If a person developed an insatiable appetite for dirt, car grease, or couch cushions, it would be reasonably supposed that they had a problem. Perhaps their diet was seriously lacking in nutrition, perhaps it was psychosis; many brain dysfunctions are not yet understood. Yet some people develop pica, or a craving, for substances not meant to be eaten. Should the FDA respect those people and ask for couches to be sold with a list of ingredients and nutrition information? Yet this is very much like what was suggested in the article The Overhauling of Straight America by authors Kirk and Pill. With cunning and deceit they planned the corruption of the public. Manipulating rather than discussing, they crafted a many decades long plan to put the “couch cushions” of human relationships into the American “diet” of human connection.

This woman periodically gets her stomach pumped because she eats couch cushions.

The quest of sexual “equality” is often likened to civil rights for minorities and women. That is where we find the macro problem.

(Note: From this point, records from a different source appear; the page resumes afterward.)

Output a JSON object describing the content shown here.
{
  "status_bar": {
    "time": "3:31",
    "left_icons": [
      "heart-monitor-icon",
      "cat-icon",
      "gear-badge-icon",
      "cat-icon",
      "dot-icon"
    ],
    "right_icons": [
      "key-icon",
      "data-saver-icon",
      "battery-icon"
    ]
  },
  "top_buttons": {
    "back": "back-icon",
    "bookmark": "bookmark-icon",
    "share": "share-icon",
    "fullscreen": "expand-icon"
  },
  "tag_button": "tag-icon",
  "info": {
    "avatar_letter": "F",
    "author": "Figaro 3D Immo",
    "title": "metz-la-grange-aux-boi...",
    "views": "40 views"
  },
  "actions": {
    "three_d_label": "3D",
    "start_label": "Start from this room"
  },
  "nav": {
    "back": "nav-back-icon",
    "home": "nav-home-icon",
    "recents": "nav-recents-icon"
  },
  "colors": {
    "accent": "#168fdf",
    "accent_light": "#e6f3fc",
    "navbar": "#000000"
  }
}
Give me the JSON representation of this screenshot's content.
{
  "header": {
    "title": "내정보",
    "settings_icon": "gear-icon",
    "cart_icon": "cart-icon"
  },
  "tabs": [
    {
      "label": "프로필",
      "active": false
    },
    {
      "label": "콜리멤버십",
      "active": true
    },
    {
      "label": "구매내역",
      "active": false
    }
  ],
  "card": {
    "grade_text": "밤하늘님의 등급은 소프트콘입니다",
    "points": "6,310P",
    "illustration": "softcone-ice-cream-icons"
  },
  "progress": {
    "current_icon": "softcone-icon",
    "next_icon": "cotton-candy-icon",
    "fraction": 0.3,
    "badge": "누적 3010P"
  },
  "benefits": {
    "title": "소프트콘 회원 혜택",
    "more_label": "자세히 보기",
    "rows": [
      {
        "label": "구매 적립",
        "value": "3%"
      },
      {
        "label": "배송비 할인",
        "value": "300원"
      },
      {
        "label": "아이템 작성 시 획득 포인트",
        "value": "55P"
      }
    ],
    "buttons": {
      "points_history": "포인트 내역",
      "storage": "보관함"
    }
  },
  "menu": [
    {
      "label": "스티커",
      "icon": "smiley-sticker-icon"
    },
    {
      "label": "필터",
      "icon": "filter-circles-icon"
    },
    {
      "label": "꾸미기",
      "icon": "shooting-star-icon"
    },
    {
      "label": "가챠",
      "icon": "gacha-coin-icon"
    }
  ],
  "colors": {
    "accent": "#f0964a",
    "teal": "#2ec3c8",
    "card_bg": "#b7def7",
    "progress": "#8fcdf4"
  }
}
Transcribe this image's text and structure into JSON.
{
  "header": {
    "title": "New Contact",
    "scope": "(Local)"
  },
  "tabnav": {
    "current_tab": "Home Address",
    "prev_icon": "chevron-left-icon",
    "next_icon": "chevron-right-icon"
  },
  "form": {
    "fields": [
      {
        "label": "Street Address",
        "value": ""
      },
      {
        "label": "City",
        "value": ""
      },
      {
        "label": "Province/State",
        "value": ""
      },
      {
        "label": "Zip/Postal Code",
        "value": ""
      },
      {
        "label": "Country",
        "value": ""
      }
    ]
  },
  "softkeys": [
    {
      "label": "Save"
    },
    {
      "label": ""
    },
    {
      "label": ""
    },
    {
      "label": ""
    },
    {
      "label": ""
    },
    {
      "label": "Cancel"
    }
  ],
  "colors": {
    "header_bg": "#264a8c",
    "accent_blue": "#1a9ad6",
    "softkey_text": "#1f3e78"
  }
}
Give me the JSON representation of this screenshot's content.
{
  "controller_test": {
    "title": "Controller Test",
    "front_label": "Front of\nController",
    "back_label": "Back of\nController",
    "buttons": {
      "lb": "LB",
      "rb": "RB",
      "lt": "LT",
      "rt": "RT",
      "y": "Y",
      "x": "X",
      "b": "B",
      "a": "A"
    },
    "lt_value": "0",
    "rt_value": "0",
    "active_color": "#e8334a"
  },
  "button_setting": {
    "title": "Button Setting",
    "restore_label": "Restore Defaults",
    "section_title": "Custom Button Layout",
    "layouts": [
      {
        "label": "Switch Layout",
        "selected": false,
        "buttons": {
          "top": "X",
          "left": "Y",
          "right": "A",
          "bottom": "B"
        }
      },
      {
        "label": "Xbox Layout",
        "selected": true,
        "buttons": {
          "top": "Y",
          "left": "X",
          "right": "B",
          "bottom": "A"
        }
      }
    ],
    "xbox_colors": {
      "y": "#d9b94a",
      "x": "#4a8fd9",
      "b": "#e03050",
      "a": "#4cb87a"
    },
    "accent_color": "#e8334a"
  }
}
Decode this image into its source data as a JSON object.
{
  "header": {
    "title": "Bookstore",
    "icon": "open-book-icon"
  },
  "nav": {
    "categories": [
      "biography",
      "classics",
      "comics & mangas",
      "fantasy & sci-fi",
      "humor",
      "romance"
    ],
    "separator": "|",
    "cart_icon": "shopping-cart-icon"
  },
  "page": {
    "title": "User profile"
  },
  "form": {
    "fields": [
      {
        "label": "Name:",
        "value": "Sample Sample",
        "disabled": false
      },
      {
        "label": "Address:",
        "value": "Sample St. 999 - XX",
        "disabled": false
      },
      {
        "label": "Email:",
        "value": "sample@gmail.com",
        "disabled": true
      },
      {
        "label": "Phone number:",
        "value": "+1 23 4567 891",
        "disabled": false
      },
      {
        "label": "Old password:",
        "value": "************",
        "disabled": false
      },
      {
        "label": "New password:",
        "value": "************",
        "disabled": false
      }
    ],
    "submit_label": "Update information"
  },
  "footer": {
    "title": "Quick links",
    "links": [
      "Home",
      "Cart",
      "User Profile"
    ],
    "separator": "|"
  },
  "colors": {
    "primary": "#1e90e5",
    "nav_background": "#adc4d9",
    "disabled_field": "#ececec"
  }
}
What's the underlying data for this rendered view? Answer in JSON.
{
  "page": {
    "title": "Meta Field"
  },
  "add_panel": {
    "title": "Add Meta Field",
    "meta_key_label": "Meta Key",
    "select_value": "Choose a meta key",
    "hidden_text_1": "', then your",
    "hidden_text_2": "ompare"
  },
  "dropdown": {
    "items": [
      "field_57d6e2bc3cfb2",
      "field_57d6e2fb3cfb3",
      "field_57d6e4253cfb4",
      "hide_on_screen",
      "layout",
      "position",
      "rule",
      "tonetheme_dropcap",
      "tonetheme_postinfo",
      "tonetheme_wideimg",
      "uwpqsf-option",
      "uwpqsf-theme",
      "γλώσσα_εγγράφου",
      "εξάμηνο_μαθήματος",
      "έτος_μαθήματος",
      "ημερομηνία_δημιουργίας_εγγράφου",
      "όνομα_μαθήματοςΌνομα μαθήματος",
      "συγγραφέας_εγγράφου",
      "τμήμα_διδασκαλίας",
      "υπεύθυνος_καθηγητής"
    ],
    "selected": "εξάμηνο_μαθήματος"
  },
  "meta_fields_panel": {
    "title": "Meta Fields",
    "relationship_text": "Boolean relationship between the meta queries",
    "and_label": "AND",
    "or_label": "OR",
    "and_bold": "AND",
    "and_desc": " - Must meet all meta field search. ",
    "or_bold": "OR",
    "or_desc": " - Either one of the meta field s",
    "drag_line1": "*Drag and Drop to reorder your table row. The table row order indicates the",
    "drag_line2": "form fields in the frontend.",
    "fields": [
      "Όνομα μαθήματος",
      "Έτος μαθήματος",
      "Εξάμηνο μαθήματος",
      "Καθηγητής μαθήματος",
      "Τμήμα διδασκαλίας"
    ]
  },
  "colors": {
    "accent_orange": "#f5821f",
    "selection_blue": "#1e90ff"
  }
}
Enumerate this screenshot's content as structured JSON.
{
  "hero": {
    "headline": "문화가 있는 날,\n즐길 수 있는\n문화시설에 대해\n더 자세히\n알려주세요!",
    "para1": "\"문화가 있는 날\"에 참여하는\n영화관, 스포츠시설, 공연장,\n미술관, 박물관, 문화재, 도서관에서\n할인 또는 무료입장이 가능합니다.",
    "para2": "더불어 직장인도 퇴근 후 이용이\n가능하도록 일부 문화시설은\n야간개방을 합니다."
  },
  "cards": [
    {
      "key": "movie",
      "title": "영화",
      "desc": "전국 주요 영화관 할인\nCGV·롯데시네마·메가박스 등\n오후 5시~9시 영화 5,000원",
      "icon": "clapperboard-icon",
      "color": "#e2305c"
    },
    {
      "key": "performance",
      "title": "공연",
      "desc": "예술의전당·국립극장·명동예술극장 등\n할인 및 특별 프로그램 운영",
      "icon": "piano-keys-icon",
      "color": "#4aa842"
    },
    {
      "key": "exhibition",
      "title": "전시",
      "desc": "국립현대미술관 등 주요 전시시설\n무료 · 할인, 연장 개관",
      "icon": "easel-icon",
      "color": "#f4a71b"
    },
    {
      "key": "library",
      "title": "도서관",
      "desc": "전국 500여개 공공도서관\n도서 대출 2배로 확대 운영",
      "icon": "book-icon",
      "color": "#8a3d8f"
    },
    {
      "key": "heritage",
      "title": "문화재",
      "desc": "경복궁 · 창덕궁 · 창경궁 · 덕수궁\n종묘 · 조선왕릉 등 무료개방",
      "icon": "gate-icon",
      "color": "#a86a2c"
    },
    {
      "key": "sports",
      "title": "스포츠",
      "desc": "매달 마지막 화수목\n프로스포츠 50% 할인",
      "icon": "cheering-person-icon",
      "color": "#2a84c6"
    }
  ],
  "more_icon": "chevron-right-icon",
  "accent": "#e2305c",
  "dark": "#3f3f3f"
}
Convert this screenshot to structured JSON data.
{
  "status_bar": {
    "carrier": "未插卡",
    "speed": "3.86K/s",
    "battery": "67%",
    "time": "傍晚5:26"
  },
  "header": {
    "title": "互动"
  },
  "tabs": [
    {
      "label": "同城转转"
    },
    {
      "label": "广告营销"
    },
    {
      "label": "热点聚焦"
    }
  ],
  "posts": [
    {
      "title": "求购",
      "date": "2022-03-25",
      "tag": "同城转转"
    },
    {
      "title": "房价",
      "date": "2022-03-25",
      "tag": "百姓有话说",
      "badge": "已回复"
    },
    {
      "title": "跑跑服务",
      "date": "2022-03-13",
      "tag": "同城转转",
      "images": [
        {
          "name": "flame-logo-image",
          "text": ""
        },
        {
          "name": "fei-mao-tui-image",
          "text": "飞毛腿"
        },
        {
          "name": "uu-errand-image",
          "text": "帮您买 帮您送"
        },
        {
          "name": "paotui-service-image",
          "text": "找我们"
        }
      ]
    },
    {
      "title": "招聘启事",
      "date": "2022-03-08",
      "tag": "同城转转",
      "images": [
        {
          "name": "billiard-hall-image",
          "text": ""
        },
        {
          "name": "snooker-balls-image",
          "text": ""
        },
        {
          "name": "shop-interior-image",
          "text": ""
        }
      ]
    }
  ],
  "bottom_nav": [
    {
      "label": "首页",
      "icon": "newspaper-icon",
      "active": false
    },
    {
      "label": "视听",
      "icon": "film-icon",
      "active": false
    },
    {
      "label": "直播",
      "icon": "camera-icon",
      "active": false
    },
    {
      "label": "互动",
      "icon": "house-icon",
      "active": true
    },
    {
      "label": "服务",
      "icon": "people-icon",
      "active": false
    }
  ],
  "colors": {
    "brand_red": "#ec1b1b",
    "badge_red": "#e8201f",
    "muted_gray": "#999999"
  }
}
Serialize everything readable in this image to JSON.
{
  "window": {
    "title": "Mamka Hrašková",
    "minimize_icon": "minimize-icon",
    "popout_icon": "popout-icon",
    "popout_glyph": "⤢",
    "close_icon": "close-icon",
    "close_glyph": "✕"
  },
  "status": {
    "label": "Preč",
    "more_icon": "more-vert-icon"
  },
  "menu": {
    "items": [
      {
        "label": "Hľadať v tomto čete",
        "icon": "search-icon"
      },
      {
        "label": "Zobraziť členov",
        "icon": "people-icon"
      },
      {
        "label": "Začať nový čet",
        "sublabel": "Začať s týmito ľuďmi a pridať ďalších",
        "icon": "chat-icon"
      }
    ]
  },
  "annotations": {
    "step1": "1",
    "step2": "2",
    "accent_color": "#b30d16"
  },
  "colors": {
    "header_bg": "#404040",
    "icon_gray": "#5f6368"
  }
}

But are these “champions” of sexual rights peacefully protesting, or are they infiltrating? If it was a scifi about aliens from another world, the underhanded tactics discussed in the above mentioned article would suggest a nefarious plot.

A part of the solution is the same solution that would have prevented the rampant out-of-wedlock childrearing of the past few decades. Celibacy IS an option! Healthy humans are social creatures. We need connection to live happily. But we don’t need sexual connection. It is the sexually obsessed culture that leads us to believe that consuming other humans sexually is the way to happiness. It’s just not so. Platonic connections are a viable option!

Is it easy? No.

To offer healthy, platonic connections with those who have a craving for “couch cushion” lifestyles is potentially to heal their brokenness.

To call same-sex attraction the dysfunction that is it, with love and understanding, and not disgust or condemnation, is probably the best thing we can do. It is not simply another taste, as Kirk and Pill would have us believe. Couch cushions are not food, same-sex attraction is not healthy or normal. Celibacy is always possible, in the teen years and in adulthood.

The “aliens” we live with are our brothers and sisters, and they want to be a part of the community. Let’s find common ground!

And protect our couches from being eaten.